Left ventricular pressure-loading improves pressure-induced right ventricular remodeling by redistributing mechanical load and reducing mechanosignaling.

Right ventricular (RV) function under pressure overload (PO) is critical in congenital heart disease outcomes. While moderate left ventricular (LV) pressure-loading has been shown to benefit RV function, the mechanisms and optimal degree of loading remain unclear. This study investigated whether increasing LV afterload could enhance RV function, remodeling, and molecular signaling. Using computational modeling and an in vivo "double-banding" (DB) approach in Sprague-Dawley rats-constricting both the pulmonary artery (PA) and transverse aorta-the effects of LV loading were assessed. Modeling suggested that LV pressure-loading improves RV contractility by homogenizing RV load. In vivo, DB rats exhibited higher tricuspid annular plane systolic excursion (TAPSE) compared to those with only pulmonary artery banding (PAB).

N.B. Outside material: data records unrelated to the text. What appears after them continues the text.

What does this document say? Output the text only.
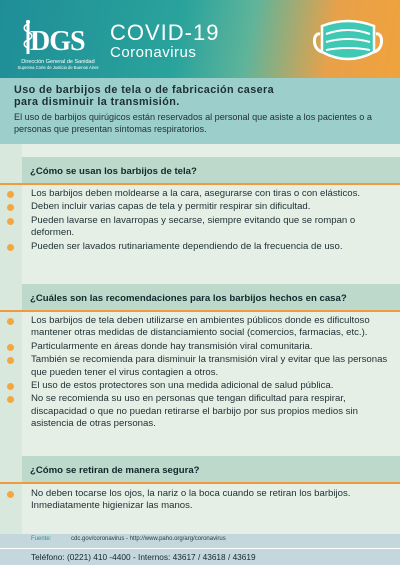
DGS
Dirección General de Sanidad
Suprema Corte de Justicia de Buenos Aires
COVID-19
Coronavirus
Uso de barbijos de tela o de fabricación casera
para disminuir la transmisión.
El uso de barbijos quirúgicos están reservados al personal que asiste a los pacientes o a personas que presentan síntomas respiratorios.
¿Cómo se usan los barbijos de tela?
Los barbijos deben moldearse a la cara, asegurarse con tiras o con elásticos.
Deben incluir varias capas de tela y permitir respirar sin dificultad.
Pueden lavarse en lavarropas y secarse, siempre evitando que se rompan o deformen.
Pueden ser lavados rutinariamente dependiendo de la frecuencia de uso.
¿Cuáles son las recomendaciones para los barbijos hechos en casa?
Los barbijos de tela deben utilizarse en ambientes públicos donde es dificultoso mantener otras medidas de distanciamiento social (comercios, farmacias, etc.).
Particularmente en áreas donde hay transmisión viral comunitaria.
También se recomienda para disminuir la transmisión viral y evitar que las personas que pueden tener el virus contagien a otros.
El uso de estos protectores son una medida adicional de salud pública.
No se recomienda su uso en personas que tengan dificultad para respirar, discapacidad o que no puedan retirarse el barbijo por sus propios medios sin asistencia de otras personas.
¿Cómo se retiran de manera segura?
No deben tocarse los ojos, la nariz o la boca cuando se retiran los barbijos. Inmediatamente higienizar las manos.
Fuente:	cdc.gov/coronavirus - http://www.paho.org/arg/coronavirus
Teléfono: (0221) 410 -4400 - Internos: 43617 / 43618 / 43619
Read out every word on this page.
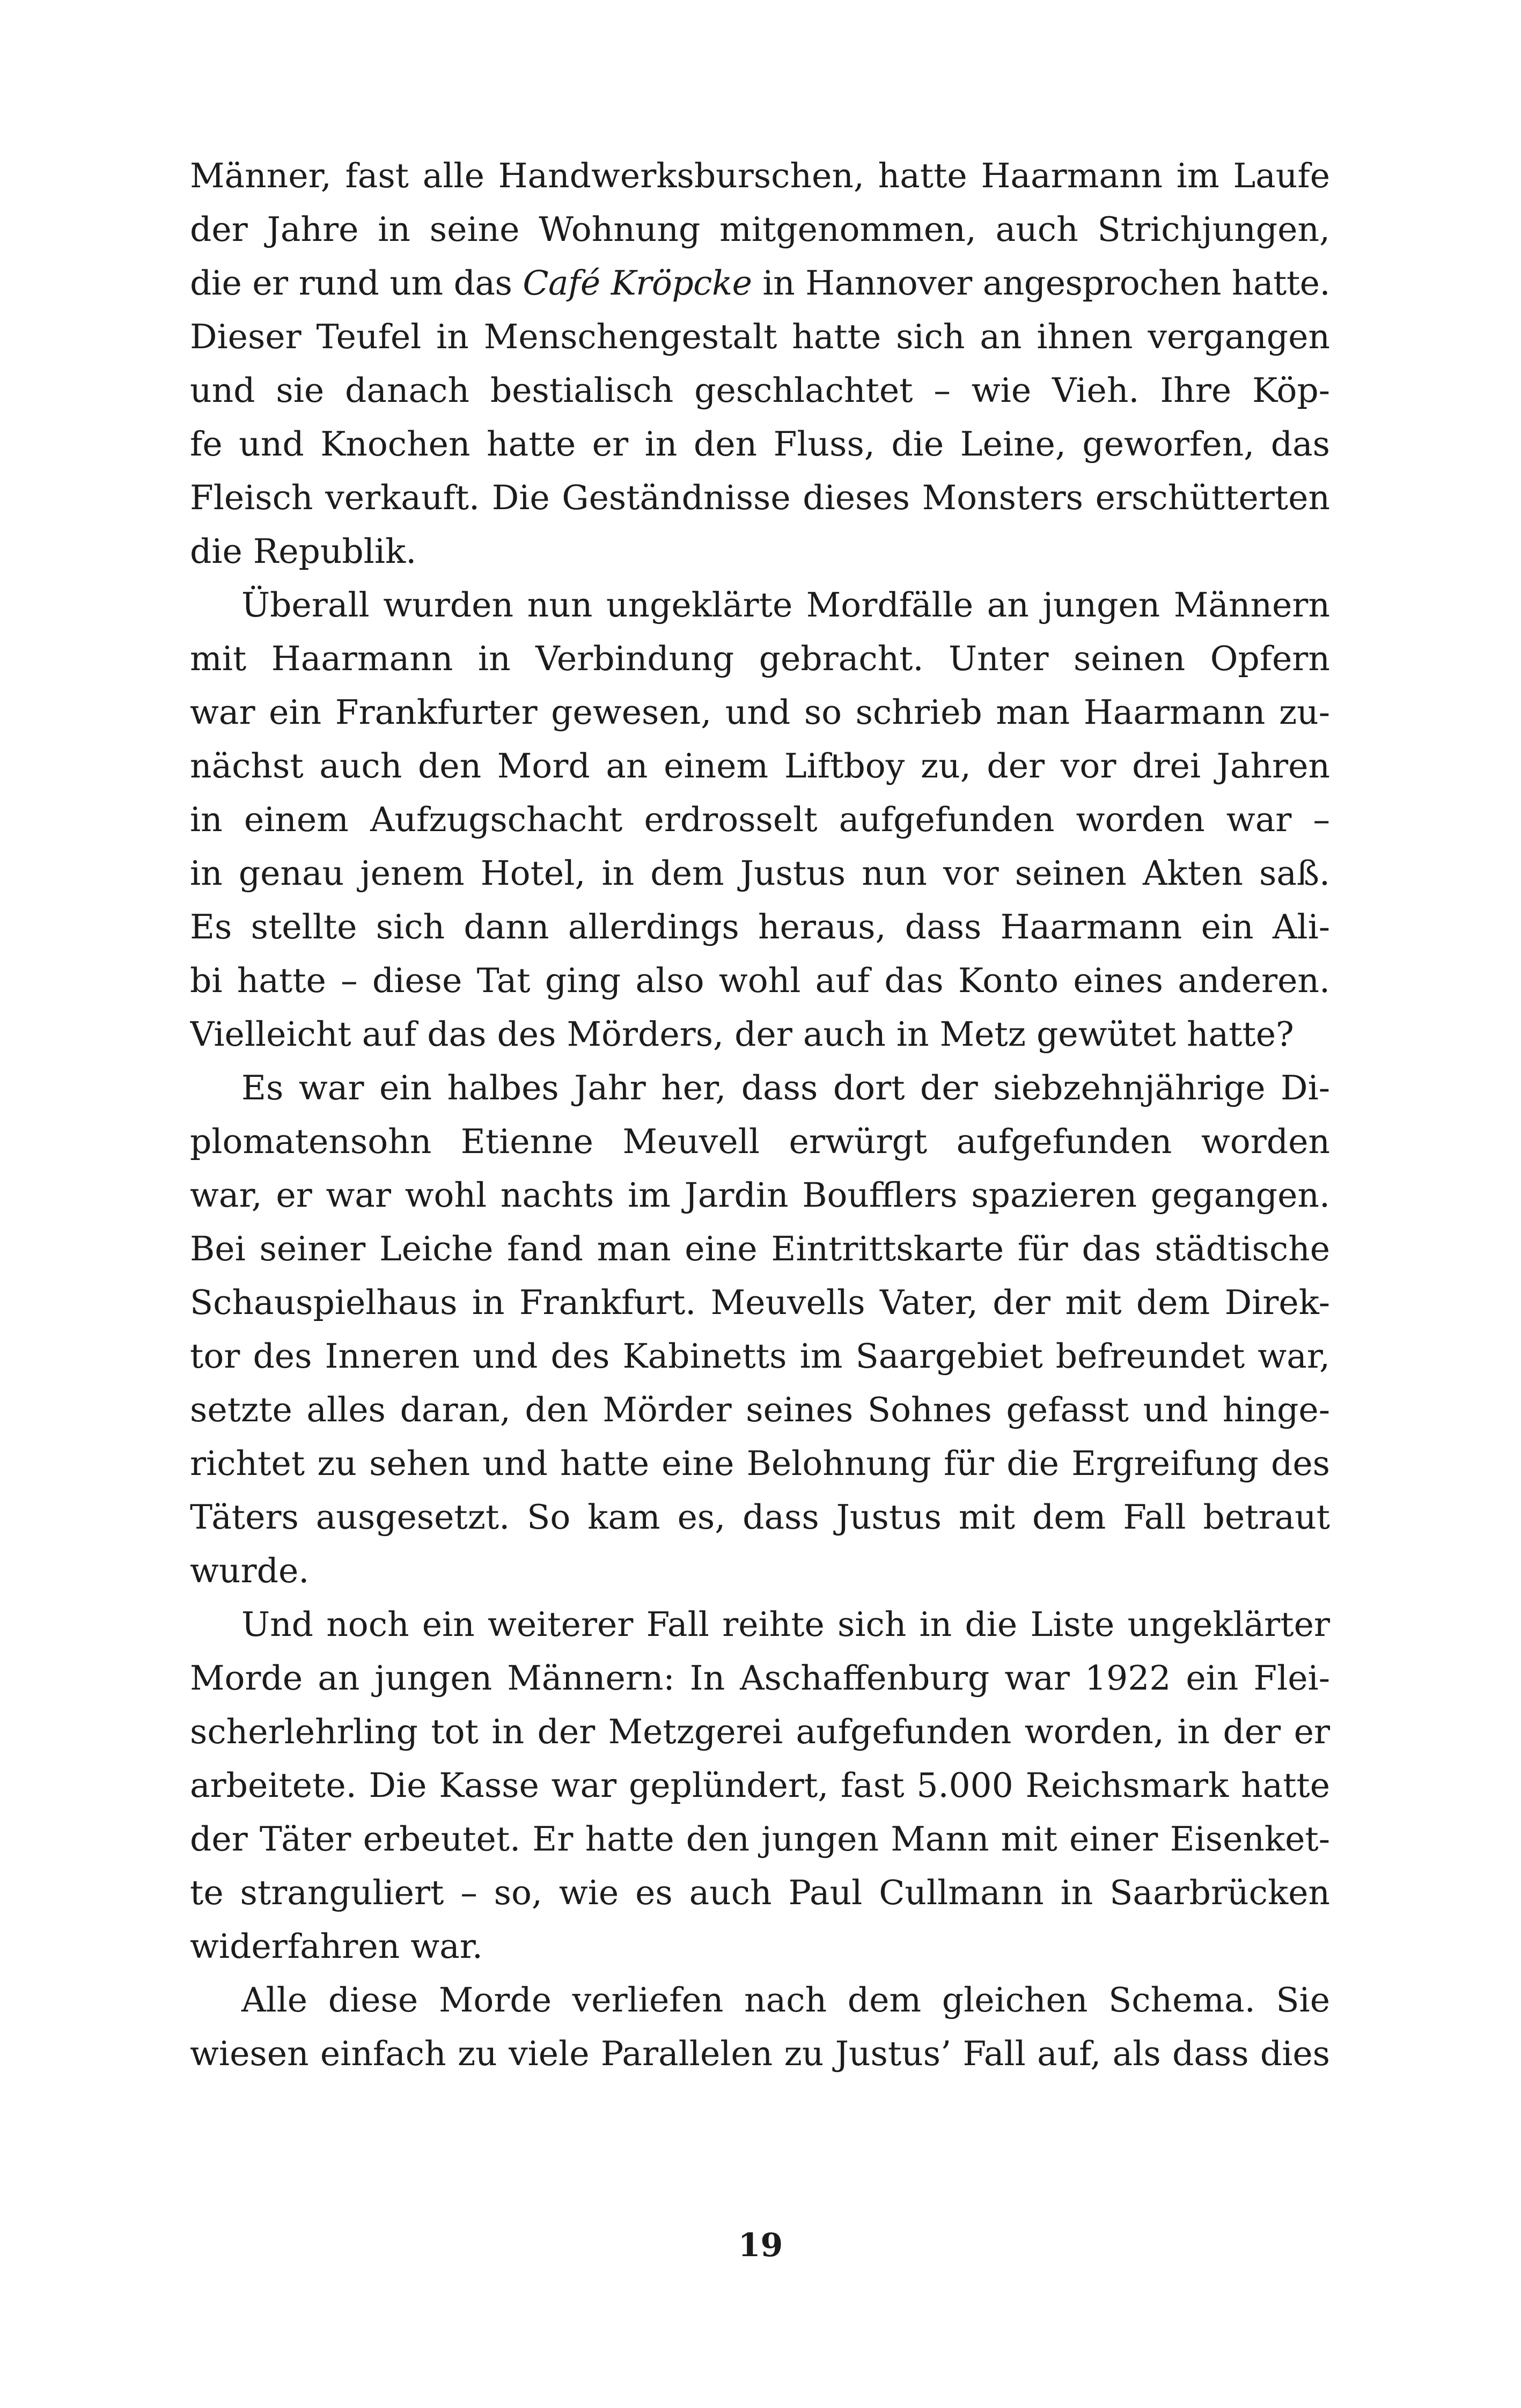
Männer, fast alle Handwerksburschen, hatte Haarmann im Laufe
der Jahre in seine Wohnung mitgenommen, auch Strichjungen,
die er rund um das Café Kröpcke in Hannover angesprochen hatte.
Dieser Teufel in Menschengestalt hatte sich an ihnen vergangen
und sie danach bestialisch geschlachtet – wie Vieh. Ihre Köp-
fe und Knochen hatte er in den Fluss, die Leine, geworfen, das
Fleisch verkauft. Die Geständnisse dieses Monsters erschütterten
die Republik.
Überall wurden nun ungeklärte Mordfälle an jungen Männern
mit Haarmann in Verbindung gebracht. Unter seinen Opfern
war ein Frankfurter gewesen, und so schrieb man Haarmann zu-
nächst auch den Mord an einem Liftboy zu, der vor drei Jahren
in einem Aufzugschacht erdrosselt aufgefunden worden war –
in genau jenem Hotel, in dem Justus nun vor seinen Akten saß.
Es stellte sich dann allerdings heraus, dass Haarmann ein Ali-
bi hatte – diese Tat ging also wohl auf das Konto eines anderen.
Vielleicht auf das des Mörders, der auch in Metz gewütet hatte?
Es war ein halbes Jahr her, dass dort der siebzehnjährige Di-
plomatensohn Etienne Meuvell erwürgt aufgefunden worden
war, er war wohl nachts im Jardin Boufflers spazieren gegangen.
Bei seiner Leiche fand man eine Eintrittskarte für das städtische
Schauspielhaus in Frankfurt. Meuvells Vater, der mit dem Direk-
tor des Inneren und des Kabinetts im Saargebiet befreundet war,
setzte alles daran, den Mörder seines Sohnes gefasst und hinge-
richtet zu sehen und hatte eine Belohnung für die Ergreifung des
Täters ausgesetzt. So kam es, dass Justus mit dem Fall betraut
wurde.
Und noch ein weiterer Fall reihte sich in die Liste ungeklärter
Morde an jungen Männern: In Aschaffenburg war 1922 ein Flei-
scherlehrling tot in der Metzgerei aufgefunden worden, in der er
arbeitete. Die Kasse war geplündert, fast 5.000 Reichsmark hatte
der Täter erbeutet. Er hatte den jungen Mann mit einer Eisenket-
te stranguliert – so, wie es auch Paul Cullmann in Saarbrücken
widerfahren war.
Alle diese Morde verliefen nach dem gleichen Schema. Sie
wiesen einfach zu viele Parallelen zu Justus’ Fall auf, als dass dies
19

Hemodynamic analysis showed reduced end-diastolic pressure (EDP) and increased end-diastolic pressure-volume relationship (EDPVR) in DB rats. Histological examination revealed less RV fibrosis in DB rats with moderate LV loading (DBmod) than in those with mild loading (DBmild) or PAB. Molecular studies indicated that markers of fibrosis and maladaptive signaling were elevated in PAB RVs but normalized or downregulated in DBmod RVs. These findings suggest that moderate LV pressure-loading during RV-PO improves RV remodeling and function, providing mechanistic insights and potential therapeutic strategies for congenital heart disease.